After last night

Herewith ten miscellaneous thoughts in the form of bullet points (focused almost entirely on candidates rather than issues) amounting to footnotes on the midterm elections.

• I would like to hold myself accountable for my comments on yesterday’s races over the past several months. I hope to have informed readers with fact-based analysis rather than misled you with wishful thinking or hopes and fears. If you think I led you astray, I’d appreciate hearing from you via our Email Us link at the top of the page.

• I commented on the Senate races in a series of posts under the heading “Save the Senate.” I would like to note Josh Hawley’s victory over the wily and deceptive Claire McCaskill in Missouri. This time around, she was unable to choose her Republican opponent. I met him this past January and found him to be a brilliant and extraordinarily impressive candidate. At the age of 38, he is a star in the making.

• I previewed the North Dakota Senate race in “Not high on Heitkamp” after I met Rep. Kevin Cramer, Heitkamp’s opponent, in Minneapolis. I liked him immensely. He is what he appears to be, a forthcoming and decent man who is also a knowledgeable supporter of the American alliance with Israel. I am thrilled that he prevailed over Heitkamp.

• Saturday Night Live disgraced itself with a supposed (but certainly disgusting) joke at the expense of wounded former Navy SEAL and Texas congressional candidate Dan Crenshaw. The Daily Caller reports that Crenshaw won big.
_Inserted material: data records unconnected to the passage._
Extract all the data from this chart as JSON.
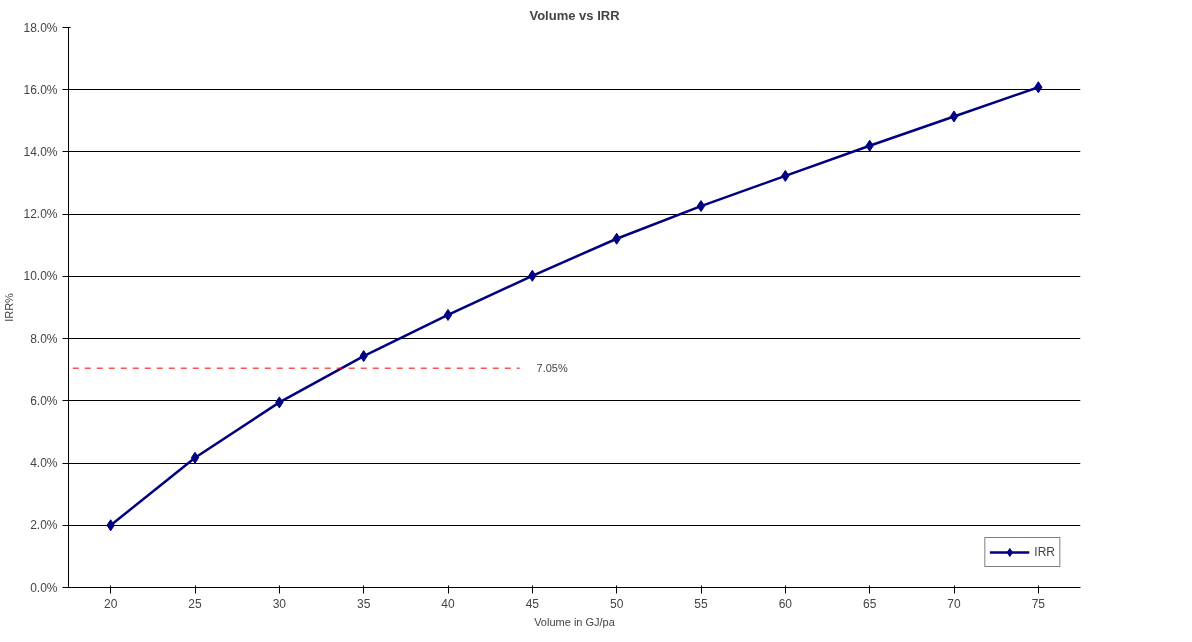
{
  "chart_data": {
    "type": "line",
    "title": "Volume vs IRR",
    "xlabel": "Volume in GJ/pa",
    "ylabel": "IRR%",
    "categories": [
      "20",
      "25",
      "30",
      "35",
      "40",
      "45",
      "50",
      "55",
      "60",
      "65",
      "70",
      "75"
    ],
    "series": [
      {
        "name": "IRR",
        "color": "#000080",
        "values": [
          2.0,
          4.17,
          5.95,
          7.44,
          8.76,
          10.02,
          11.21,
          12.26,
          13.23,
          14.2,
          15.14,
          16.08
        ]
      }
    ],
    "ylim": [
      0,
      18
    ],
    "yticks": [
      {
        "value": 0,
        "label": "0.0%"
      },
      {
        "value": 2,
        "label": "2.0%"
      },
      {
        "value": 4,
        "label": "4.0%"
      },
      {
        "value": 6,
        "label": "6.0%"
      },
      {
        "value": 8,
        "label": "8.0%"
      },
      {
        "value": 10,
        "label": "10.0%"
      },
      {
        "value": 12,
        "label": "12.0%"
      },
      {
        "value": 14,
        "label": "14.0%"
      },
      {
        "value": 16,
        "label": "16.0%"
      },
      {
        "value": 18,
        "label": "18.0%"
      }
    ],
    "ref_lines": [
      {
        "axis": "y",
        "value": 7.05,
        "label": "7.05%",
        "color": "#ff0000",
        "line_style": "dashed"
      }
    ],
    "grid": "y",
    "legend": "bottom right",
    "marker": "diamond",
    "line_style": "solid"
  }
}
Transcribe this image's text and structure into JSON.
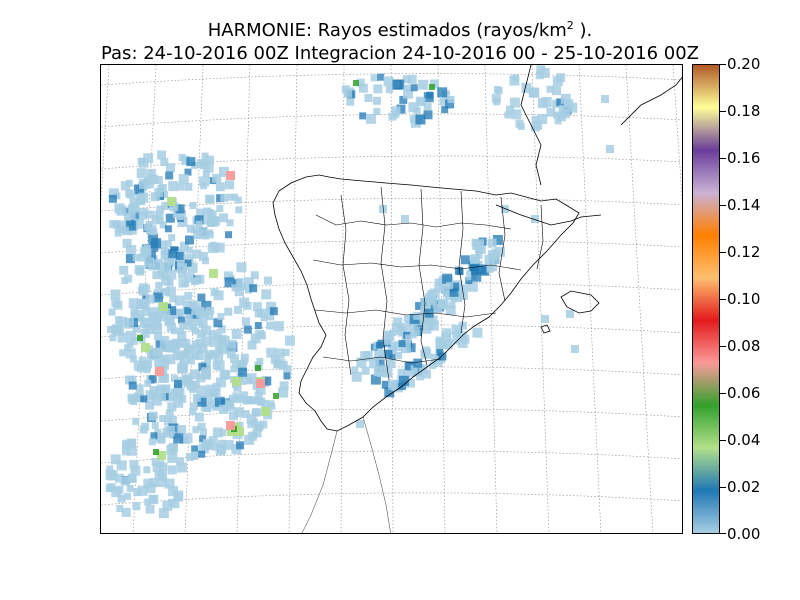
{
  "title": {
    "line1_prefix": "HARMONIE: Rayos estimados  (rayos/km",
    "line1_sup": "2",
    "line1_suffix": " ).",
    "line2": "Pas: 24-10-2016 00Z Integracion 24-10-2016 00 - 25-10-2016 00Z"
  },
  "colorbar": {
    "min": 0.0,
    "max": 0.2,
    "tick_labels": [
      "0.00",
      "0.02",
      "0.04",
      "0.06",
      "0.08",
      "0.10",
      "0.12",
      "0.14",
      "0.16",
      "0.18",
      "0.20"
    ],
    "colors": [
      "#a6cee3",
      "#1f78b4",
      "#b2df8a",
      "#33a02c",
      "#fb9a99",
      "#e31a1c",
      "#fdbf6f",
      "#ff7f00",
      "#cab2d6",
      "#6a3d9a",
      "#ffff99",
      "#b15928"
    ]
  },
  "map": {
    "region": "Iberian Peninsula",
    "features": [
      "coastlines",
      "provincial-borders",
      "graticule"
    ]
  }
}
• As I write, Republicans seem to have done about as well as could reasonably have been hoped in the Senate races. How did they do it? Burgess Everett and James Arkin take a look in the Politico story “‘Pretty ballsy’: How McConnell and Trump blew away Senate Democrats.”

• In one of the night’s biggest disappointments, John James lost narrowly in Michigan to Debbie Stabenow. He was by far the superior candidate. We need his like in Congress. I hope he will return as a candidate in the 2020 cycle. Next time around we will know to jump on board early.

• In another of last night’s biggest disappointments, Republican candidate Elizabeth Heng lost by nine points to incumbent Democrat Jim Costa in California’s 16th Congressional District. We jumped on board early but it wasn’t enough.

• Scott Walker had a great run as governor of Wisconsin over the past eight years. By any reasonable reckoning he deserved reelection, but he fell short the third time around. I am grateful for his demonstration of how much good state policy can accomplish under steadfast leadership.

• I think the man with the best name on the ballot yesterday was Oregon gubernatorial candidate Knute Buehler. He was also by far the superior candidate in his race against incumbent Kathleen Brown. Mark Hemingway previewed the race in the Weekly Standard article “Surprisingly competitive.” I hope Knute Buehler will take another whack at it as well.

• Tom Lifson chronicles MSNBC’s various equipment malfunctions covering Florida’s Gillum-DeSantis gubernatorial election last night.

That makes ten points, I think, which is where I would like to leave it for the moment.